A série Emergência Radioativa, disponível na Netflix, retrata o acidente do Césio-137 que impactou Goiânia em 1987. Lourdes das Neves Ferreira, sobrevivente do evento, compartilha suas lembranças difíceis e destaca a importância de manter viva a memória dessa tragédia para evitar o esquecimento.
Lourdes comenta também sobre as dificuldades financeiras enfrentadas pelos sobreviventes, que recebem pensões insuficientes do governo de Goiás. A recente repercussão da série ajudou a impulsionar debates sobre reajustes nos benefícios, buscando garantir mais dignidade e apoio a essas famílias.
Esse novo interesse na história dos contaminados pelo Césio-137 reforça a necessidade de atenção pública e manutenção do tema na memória coletiva, com foco na saúde e condições de vida dos afetados.
A série da Netflix Emergência Radioativa tem levado o público a conhecer a tragédia do Césio-137 que marcou Goiânia em 1987. Para Lourdes das Neves Ferreira, de 74 anos, moradora afetada pelo ocorrido, a produção trouxe memórias difíceis, mas ela reconhece a importância de divulgar esse episódio para evitar que seja esquecido. Na série, a personagem Catarina representa Lourdes, e sua filha Celeste encarna a criança Leide, que, na vida real, foi contaminada aos seis anos ao ter contato com o material radioativo.
Lourdes destaca que a visibilidade gerada tem ajudado os sobreviventes a terem mais atenção pública e reivindicar apoio, já que recebem pensão vitalícia do governo de Goiás no valor de R$ 954 mensais, insuficiente para custos básicos, agravados por empréstimos e despesas como IPTU. Embora tenha uma casa concedida pelo governo, a precária situação financeira preocupa, e ela busca um final de vida com dignidade.

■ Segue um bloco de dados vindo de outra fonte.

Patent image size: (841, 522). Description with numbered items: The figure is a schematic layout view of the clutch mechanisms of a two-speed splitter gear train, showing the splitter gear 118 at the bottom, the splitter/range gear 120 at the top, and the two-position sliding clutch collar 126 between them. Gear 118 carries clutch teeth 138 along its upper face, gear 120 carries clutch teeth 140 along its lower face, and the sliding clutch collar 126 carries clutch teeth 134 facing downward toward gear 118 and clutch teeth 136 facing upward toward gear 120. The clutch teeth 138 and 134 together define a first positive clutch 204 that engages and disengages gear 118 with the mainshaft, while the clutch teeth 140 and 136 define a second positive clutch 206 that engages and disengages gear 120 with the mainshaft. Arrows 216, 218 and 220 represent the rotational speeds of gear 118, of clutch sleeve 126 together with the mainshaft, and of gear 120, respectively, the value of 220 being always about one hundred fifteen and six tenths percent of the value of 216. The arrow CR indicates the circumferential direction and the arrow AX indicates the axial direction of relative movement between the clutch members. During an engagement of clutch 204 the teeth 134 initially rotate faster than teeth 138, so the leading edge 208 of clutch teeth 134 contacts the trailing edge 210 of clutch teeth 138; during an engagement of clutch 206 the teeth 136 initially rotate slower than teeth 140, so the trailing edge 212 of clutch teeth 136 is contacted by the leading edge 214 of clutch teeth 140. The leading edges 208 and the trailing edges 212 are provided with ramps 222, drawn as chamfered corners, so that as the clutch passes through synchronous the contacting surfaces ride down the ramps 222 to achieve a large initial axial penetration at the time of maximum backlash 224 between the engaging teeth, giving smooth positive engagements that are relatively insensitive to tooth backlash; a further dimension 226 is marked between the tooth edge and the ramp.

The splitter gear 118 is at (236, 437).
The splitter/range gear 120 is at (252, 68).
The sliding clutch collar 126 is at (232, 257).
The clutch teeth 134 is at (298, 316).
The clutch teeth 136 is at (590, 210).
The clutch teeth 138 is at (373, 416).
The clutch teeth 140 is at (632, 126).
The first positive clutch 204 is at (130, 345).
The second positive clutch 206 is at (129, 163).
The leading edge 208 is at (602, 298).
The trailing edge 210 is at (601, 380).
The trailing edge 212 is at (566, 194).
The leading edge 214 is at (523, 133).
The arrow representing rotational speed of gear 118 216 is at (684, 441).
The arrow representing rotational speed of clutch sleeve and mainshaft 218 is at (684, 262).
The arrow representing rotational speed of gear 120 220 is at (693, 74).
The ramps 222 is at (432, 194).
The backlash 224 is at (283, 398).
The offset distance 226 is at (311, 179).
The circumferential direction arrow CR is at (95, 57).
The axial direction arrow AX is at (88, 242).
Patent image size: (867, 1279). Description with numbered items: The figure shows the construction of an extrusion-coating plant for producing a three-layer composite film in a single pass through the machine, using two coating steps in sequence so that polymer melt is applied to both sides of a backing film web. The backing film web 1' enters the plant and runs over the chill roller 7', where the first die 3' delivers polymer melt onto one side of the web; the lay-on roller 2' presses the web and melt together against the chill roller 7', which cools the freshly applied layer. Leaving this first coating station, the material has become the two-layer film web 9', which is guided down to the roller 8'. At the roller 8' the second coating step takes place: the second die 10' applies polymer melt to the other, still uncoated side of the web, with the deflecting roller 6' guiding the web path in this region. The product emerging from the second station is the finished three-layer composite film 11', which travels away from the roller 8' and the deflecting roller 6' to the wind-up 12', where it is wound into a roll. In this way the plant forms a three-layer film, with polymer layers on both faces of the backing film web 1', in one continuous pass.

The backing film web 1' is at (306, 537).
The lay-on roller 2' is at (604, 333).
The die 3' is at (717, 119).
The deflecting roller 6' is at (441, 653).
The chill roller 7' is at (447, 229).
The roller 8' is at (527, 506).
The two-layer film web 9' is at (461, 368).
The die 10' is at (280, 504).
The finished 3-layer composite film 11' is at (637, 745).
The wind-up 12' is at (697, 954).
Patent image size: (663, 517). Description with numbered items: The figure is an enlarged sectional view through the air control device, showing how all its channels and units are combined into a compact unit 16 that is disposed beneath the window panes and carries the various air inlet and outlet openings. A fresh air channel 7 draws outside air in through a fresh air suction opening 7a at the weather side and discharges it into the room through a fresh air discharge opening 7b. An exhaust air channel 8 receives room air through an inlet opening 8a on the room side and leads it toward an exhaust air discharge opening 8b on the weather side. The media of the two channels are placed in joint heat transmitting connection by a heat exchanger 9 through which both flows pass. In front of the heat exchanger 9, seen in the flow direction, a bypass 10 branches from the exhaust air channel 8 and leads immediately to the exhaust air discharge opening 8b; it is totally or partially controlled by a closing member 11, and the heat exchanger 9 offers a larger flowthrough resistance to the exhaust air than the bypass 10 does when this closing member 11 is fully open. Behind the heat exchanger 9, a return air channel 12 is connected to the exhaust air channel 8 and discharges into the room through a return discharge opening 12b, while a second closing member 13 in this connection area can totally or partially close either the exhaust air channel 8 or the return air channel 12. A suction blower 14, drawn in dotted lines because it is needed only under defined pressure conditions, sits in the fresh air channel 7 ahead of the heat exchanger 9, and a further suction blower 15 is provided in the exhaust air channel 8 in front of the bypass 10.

A repercussão de Emergência Radioativa impulsionou concessionários e autoridades a apresentarem propostas de reajuste das pensões. Sobreviventes que tiveram contato direto com o Césio-137 devem ter o benefício aumentado dos atuais R$ 1.908 para R$ 3.242. Os demais receberiam R$ 1.621, contra os R$ 954 atuais. Vale lembrar que esses valores estavam congelados há sete anos, período marcado por cortes em benefícios essenciais e acesso a medicamentos.
Esse movimento renovado ajuda a dar voz àqueles que enfrentam problemas contínuos de saúde e dificuldades financeiras decorrentes da contaminação por Césio-137, reforçando a necessidade de manter o tema vivo na memória pública.